Parasitäre Kapazität in Stromkreisen ist der zusätzliche Effekt von Leitern, die als Platten zwischen einem Dielektrikum dienen, bei dem es sich normalerweise um Luft handelt. Bei höheren Frequenzen wird es zu einem Problem, da die vorhandenen sehr kleinen verteilten Kapazitäten bei diesen Frequenzen niedrigere Impedanzen aufweisen. Dieser Effekt kann bereits in der Schaltungsentwurfsphase angegangen werden, indem durch die Positionierung der Komponenten die Auswirkungen soweit abgemildert werden können, dass ein zufriedenstellender Betrieb erreicht werden kann.

Kondensatoren sind als gebündelte oder verteilte Komponenten erhältlich. Als konzentrierte Komponenten gelten diese Kondensatoren als auf bestimmte Komponenten beschränkt; Für verteilte Kapazitäten ist es notwendig, das Design von Komponenten und Schaltkreisen zu planen. Bei der Herstellung eines Induktors ist immer eine verteilte Kapazität beteiligt; Dies kann als parasitäre Kapazität betrachtet werden. Ein idealer Induktor hat eine verteilte Kapazität von Null; Daher wird es bei einer Frequenz nahe der Unendlichkeit mitschwingen. Es ist bekannt, dass die meisten Induktoren aufgrund der verteilten Kapazität der Wicklung, die zu einer messbaren Resonanzfrequenz führt, eine nicht unendliche Resonanzfrequenz haben.

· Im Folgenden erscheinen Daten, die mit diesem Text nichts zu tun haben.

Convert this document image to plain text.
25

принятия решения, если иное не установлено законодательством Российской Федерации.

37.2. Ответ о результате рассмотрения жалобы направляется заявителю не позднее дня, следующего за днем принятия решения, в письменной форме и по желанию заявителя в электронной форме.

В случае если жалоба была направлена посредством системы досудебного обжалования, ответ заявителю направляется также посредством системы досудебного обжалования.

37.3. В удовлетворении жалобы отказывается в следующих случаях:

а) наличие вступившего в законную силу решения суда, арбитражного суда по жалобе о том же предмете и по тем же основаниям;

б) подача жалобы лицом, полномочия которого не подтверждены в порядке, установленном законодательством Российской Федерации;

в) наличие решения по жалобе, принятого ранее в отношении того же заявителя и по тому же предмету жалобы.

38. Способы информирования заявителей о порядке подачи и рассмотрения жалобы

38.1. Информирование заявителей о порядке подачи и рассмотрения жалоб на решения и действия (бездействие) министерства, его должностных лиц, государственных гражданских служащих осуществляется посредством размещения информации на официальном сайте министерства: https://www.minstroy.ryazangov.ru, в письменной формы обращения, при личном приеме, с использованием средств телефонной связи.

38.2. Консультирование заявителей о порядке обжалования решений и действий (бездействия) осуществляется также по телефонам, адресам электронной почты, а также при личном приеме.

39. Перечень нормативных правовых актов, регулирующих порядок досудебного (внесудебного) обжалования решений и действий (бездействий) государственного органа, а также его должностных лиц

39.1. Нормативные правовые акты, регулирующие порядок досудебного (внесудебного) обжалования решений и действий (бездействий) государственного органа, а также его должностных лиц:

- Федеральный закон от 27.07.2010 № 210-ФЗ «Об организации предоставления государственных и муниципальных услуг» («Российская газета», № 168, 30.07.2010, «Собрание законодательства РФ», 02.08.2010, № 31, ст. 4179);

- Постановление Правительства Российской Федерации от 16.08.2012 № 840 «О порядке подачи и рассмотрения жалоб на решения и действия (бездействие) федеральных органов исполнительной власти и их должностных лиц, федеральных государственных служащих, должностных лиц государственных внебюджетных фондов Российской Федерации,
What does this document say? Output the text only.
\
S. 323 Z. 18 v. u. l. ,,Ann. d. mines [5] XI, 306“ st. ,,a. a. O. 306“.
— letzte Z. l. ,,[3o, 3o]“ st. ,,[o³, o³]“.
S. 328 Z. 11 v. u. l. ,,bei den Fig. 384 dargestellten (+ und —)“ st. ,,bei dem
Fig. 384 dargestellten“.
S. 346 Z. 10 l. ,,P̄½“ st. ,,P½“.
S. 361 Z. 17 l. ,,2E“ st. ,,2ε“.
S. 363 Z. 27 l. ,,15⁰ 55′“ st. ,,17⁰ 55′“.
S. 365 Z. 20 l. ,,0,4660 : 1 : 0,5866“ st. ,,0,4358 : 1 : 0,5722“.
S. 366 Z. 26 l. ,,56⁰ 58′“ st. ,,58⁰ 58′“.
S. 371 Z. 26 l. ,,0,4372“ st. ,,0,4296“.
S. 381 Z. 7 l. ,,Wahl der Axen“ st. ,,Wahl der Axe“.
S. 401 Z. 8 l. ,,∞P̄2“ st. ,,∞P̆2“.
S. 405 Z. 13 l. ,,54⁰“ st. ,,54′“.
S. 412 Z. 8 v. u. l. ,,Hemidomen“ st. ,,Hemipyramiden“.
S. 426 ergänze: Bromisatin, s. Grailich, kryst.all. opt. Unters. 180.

Parasitäre Kapazität in Hochfrequenzverstärkern (HF-Verstärkern) kann dazu führen, dass diese Verstärker aufgrund parasitärer Verluste eine geringe Verstärkung aufweisen. In manchen Fällen kann es zu Schwingungen dieser Verstärker kommen. Bei Streukapazitäten ist der tatsächliche Stromkreis in der realen Welt der Stromkreis, der in der Entwurfsphase gezeichnet wurde, plus Kapazitäten gegen Erde oder zwischen verschiedenen Punkten im Stromkreis. In manchen Fällen besteht die Lösung einfach darin, die konzentrierte Kapazität für eine bestimmte Position im Stromkreis zu reduzieren. In anderen Fällen könnte die Lösung darin bestehen, die Induktivität zu erhöhen, um einen bestimmten Frequenzdurchlassbereich aufrechtzuerhalten.

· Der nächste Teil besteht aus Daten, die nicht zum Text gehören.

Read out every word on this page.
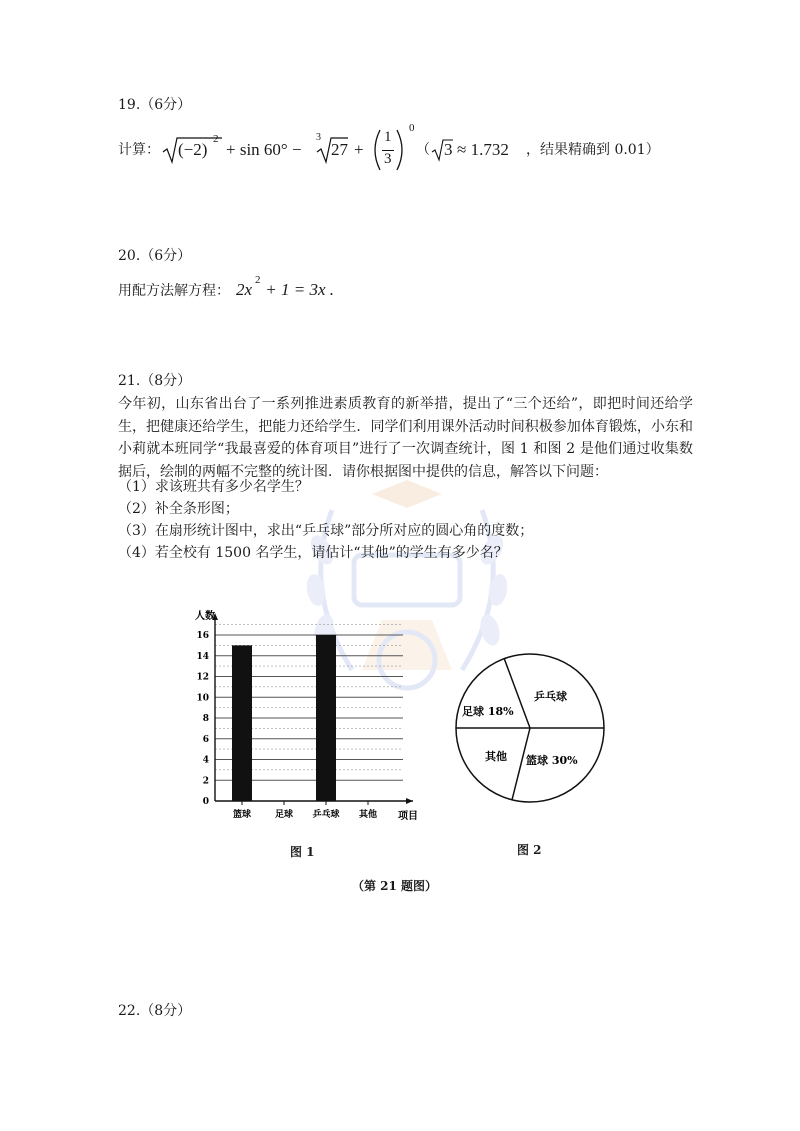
19.（6分）
计算： (−2)
2
+ sin 60° −
3
27 +
1
3
0
（ 3 ≈ 1.732 ，结果精确到 0.01）
20.（6分）
用配方法解方程： 2x 2 + 1 = 3x .
21.（8分）
今年初，山东省出台了一系列推进素质教育的新举措，提出了“三个还给”，即把时间还给学生，把健康还给学生，把能力还给学生．同学们利用课外活动时间积极参加体育锻炼，小东和小莉就本班同学“我最喜爱的体育项目”进行了一次调查统计，图 1 和图 2 是他们通过收集数据后，绘制的两幅不完整的统计图．请你根据图中提供的信息，解答以下问题：
（1）求该班共有多少名学生？
（2）补全条形图；
（3）在扇形统计图中，求出“乒乓球”部分所对应的圆心角的度数；
（4）若全校有 1500 名学生，请估计“其他”的学生有多少名？
0
2
4
6
8
10
12
14
16
篮球	足球 乒乓球 其他
人数
项目
图 1
乒乓球
篮球 30%
其他
足球 18%
图 2
（第 21 题图）
22.（8分）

Es gibt Fälle, in denen die Eigenschaften der elektronischen Komponente die parasitäre Kapazität kompensieren können. Beispielsweise kann die durch Streukapazität verringerte HF-Ausgangsleistung durch die Verwendung eines Transistors mit höherer Verstärkung erhöht werden. In manchen Fällen können die Fremdeffekte parasitärer Kapazitäten durch das Hinzufügen von Schaltungsstufen kompensiert werden.

Aufgrund der Nähe von Leitern oder der Länge von Komponentenspuren, Kabeln oder Leitern kann ein parasitäres Element vorhanden sein. Der übliche Ansatz zur Verringerung der Wahrscheinlichkeit, ein parasitäres Element zu entdecken, besteht darin, die Leitungen zu kürzen und die Oberfläche von Komponenten und Leiterbahnen auf Leiterplatten (PCBs) zu verringern. Basierend auf den oben genannten Praktiken zur Vermeidung übermäßiger parasitärer Effekte ist die Miniaturisierung von PCB-Komponenten und Leiterbahnen zur Standardpraxis geworden.

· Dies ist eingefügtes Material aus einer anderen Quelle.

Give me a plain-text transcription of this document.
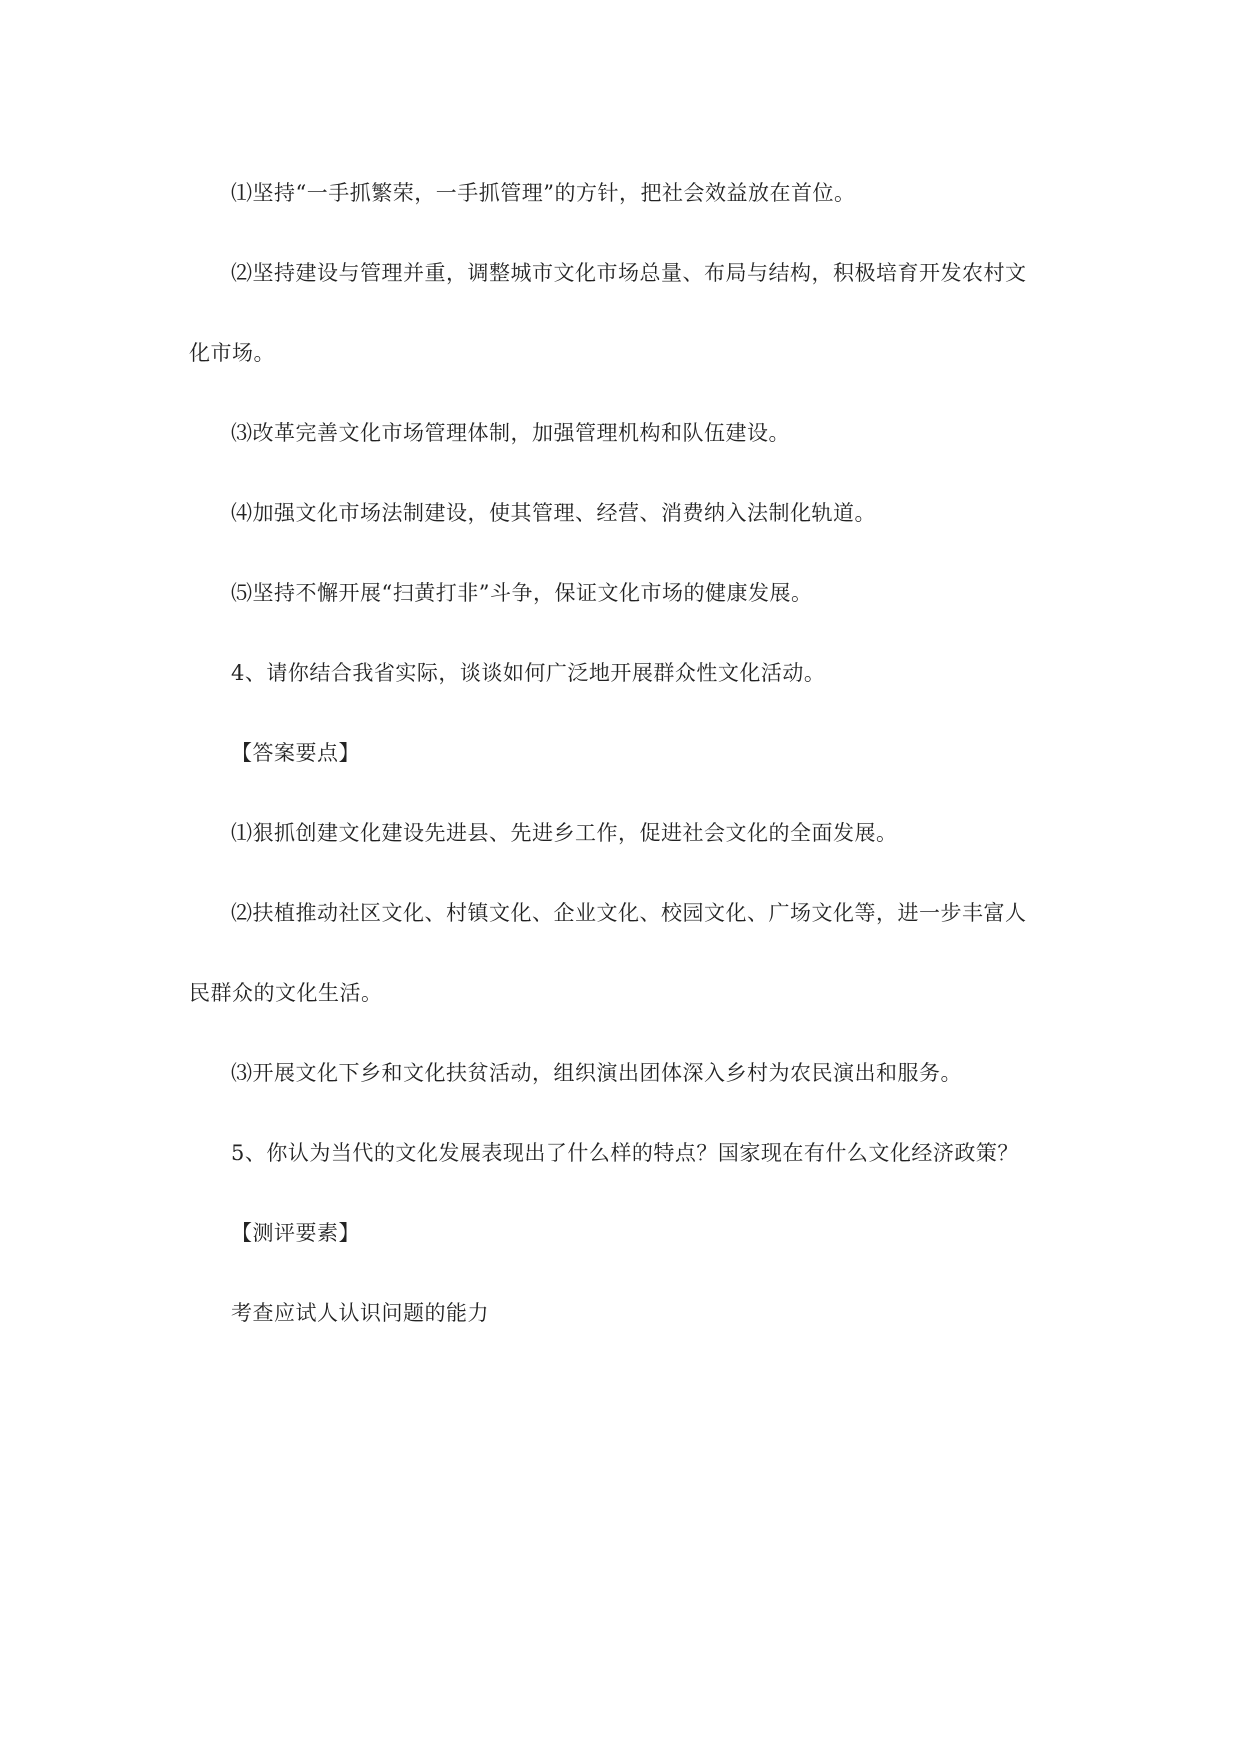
⑴坚持“一手抓繁荣，一手抓管理”的方针，把社会效益放在首位。
⑵坚持建设与管理并重，调整城市文化市场总量、布局与结构，积极培育开发农村文
化市场。
⑶改革完善文化市场管理体制，加强管理机构和队伍建设。
⑷加强文化市场法制建设，使其管理、经营、消费纳入法制化轨道。
⑸坚持不懈开展“扫黄打非”斗争，保证文化市场的健康发展。
4、请你结合我省实际，谈谈如何广泛地开展群众性文化活动。
【答案要点】
⑴狠抓创建文化建设先进县、先进乡工作，促进社会文化的全面发展。
⑵扶植推动社区文化、村镇文化、企业文化、校园文化、广场文化等，进一步丰富人
民群众的文化生活。
⑶开展文化下乡和文化扶贫活动，组织演出团体深入乡村为农民演出和服务。
5、你认为当代的文化发展表现出了什么样的特点？国家现在有什么文化经济政策？
【测评要素】
考查应试人认识问题的能力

In digitalen Schaltkreisen haben die Anstiegs- und Abfallzeit des digitalen Signals großen Einfluss auf die maximal erreichbaren Geschwindigkeiten. Parasitäre Kapazitäten an den Ein- und Ausgängen digitaler Geräte verlängern die Anstiegs- und Abfallzeiten. Eine Alternative besteht darin, Ausgangsgeräte zu verwenden, die höhere Ströme ziehen können, um Streukapazitäten zu kompensieren. Leider erhöht dieser Ansatz den Stromverbrauch bei Gleichstrom (DC). Dies erklärt, warum sehr schnelle digitale Schaltungen häufig große Gleichströme benötigen.